Yep. I saw him play one very similar to the one below, although of a different color, IIRC.

 

http://www.carillonsmusic.com/ebay2/IMG_1060.jpg

Yeah, that's the Helpinstill Grand I played once. Compared to a CP70, I really didn't like it. I just can't imagine moving it!

 

Action sucked but that doesn;t stop a Pianist, afetall, how recitals or juries have we done with no warm ups on Pianos stiffer than a corpse...?
Idunno bout you pianists, but we piano players had to deal with whatever God-cursed upright we found in cheesy bars, where one note played fine, the next one wouldn't even go down (but might or might not give you a note), and the next one went down with no resistance (no note) and the next one was always down. Some with ivory, some without.

 

It was like running to catch a fly ball on a broken field. As horrible as it was, it did teach a skill, which was to play hell-bent regardless of how the keys feel.

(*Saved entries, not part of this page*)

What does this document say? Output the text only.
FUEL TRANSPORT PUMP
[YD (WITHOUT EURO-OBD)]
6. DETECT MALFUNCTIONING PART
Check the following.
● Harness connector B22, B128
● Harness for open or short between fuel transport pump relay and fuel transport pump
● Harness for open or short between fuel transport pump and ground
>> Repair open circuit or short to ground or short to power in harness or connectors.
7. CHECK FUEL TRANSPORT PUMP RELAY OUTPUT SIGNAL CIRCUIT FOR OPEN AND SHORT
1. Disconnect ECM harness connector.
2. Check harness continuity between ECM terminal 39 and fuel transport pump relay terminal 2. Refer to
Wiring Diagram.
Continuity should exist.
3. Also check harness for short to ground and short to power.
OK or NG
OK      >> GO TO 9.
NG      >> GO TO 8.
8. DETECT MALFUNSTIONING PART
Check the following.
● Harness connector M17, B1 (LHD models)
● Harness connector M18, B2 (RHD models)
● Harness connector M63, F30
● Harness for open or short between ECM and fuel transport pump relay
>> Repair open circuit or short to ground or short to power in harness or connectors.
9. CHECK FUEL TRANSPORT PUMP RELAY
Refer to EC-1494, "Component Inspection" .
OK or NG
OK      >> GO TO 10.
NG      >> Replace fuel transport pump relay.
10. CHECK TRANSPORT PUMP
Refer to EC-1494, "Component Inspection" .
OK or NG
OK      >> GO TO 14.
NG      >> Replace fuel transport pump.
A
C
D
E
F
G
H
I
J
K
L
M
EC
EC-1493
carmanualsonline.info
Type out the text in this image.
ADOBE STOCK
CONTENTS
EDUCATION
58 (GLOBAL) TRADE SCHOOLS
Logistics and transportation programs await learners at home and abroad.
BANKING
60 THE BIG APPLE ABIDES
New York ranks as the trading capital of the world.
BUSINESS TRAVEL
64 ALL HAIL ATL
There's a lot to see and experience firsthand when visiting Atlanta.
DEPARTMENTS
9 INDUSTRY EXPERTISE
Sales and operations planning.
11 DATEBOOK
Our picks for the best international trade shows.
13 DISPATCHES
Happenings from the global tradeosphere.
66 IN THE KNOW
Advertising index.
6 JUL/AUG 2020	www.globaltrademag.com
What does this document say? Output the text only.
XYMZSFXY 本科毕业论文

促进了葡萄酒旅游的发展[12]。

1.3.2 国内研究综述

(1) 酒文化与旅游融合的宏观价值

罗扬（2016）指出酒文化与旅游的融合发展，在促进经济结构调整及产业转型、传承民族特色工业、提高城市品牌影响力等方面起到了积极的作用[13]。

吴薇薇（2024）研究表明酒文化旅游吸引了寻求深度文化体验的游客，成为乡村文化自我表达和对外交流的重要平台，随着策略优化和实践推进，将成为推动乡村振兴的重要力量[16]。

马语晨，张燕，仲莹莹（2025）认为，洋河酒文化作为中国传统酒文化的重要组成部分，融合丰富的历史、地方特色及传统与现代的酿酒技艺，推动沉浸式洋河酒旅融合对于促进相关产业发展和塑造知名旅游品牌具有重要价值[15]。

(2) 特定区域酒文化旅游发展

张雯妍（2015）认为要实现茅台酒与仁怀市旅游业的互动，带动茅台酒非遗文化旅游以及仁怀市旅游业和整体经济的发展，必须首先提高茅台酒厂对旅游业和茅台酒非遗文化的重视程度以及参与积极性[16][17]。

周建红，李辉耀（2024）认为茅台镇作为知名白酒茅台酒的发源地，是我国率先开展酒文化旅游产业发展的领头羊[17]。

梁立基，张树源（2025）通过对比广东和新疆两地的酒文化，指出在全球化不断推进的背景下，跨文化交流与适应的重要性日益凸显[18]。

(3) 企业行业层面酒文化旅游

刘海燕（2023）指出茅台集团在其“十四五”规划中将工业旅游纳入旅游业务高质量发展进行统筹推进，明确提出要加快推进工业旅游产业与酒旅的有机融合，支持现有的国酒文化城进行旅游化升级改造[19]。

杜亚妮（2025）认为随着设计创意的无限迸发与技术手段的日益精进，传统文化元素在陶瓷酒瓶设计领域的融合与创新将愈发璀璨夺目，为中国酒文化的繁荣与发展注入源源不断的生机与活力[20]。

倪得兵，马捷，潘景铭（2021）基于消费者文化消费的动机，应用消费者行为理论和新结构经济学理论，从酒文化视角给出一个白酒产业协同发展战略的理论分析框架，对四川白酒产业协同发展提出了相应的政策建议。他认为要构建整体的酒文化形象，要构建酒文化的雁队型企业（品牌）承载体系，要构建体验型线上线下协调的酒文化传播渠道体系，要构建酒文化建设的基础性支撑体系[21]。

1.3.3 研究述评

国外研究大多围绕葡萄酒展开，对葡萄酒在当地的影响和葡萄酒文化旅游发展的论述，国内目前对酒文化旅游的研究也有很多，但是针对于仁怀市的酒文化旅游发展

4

Anyone remember the days of dropping an SM-58 down into whatever upright/spinet a hall had available? Now that's cooking with gas!
That never seemed to work: it would feed back and howl in a nasty way. But many's the time I wrapped a rag around a 57 or an EV PL95 and jammed it in behind, between the beams in the back of the cabinet and the soundboard, and push the piano against the wall. I still even have an EV PL95; haven't actually used it in goodness knows how long. (Still have the 57's too; use them all the time.)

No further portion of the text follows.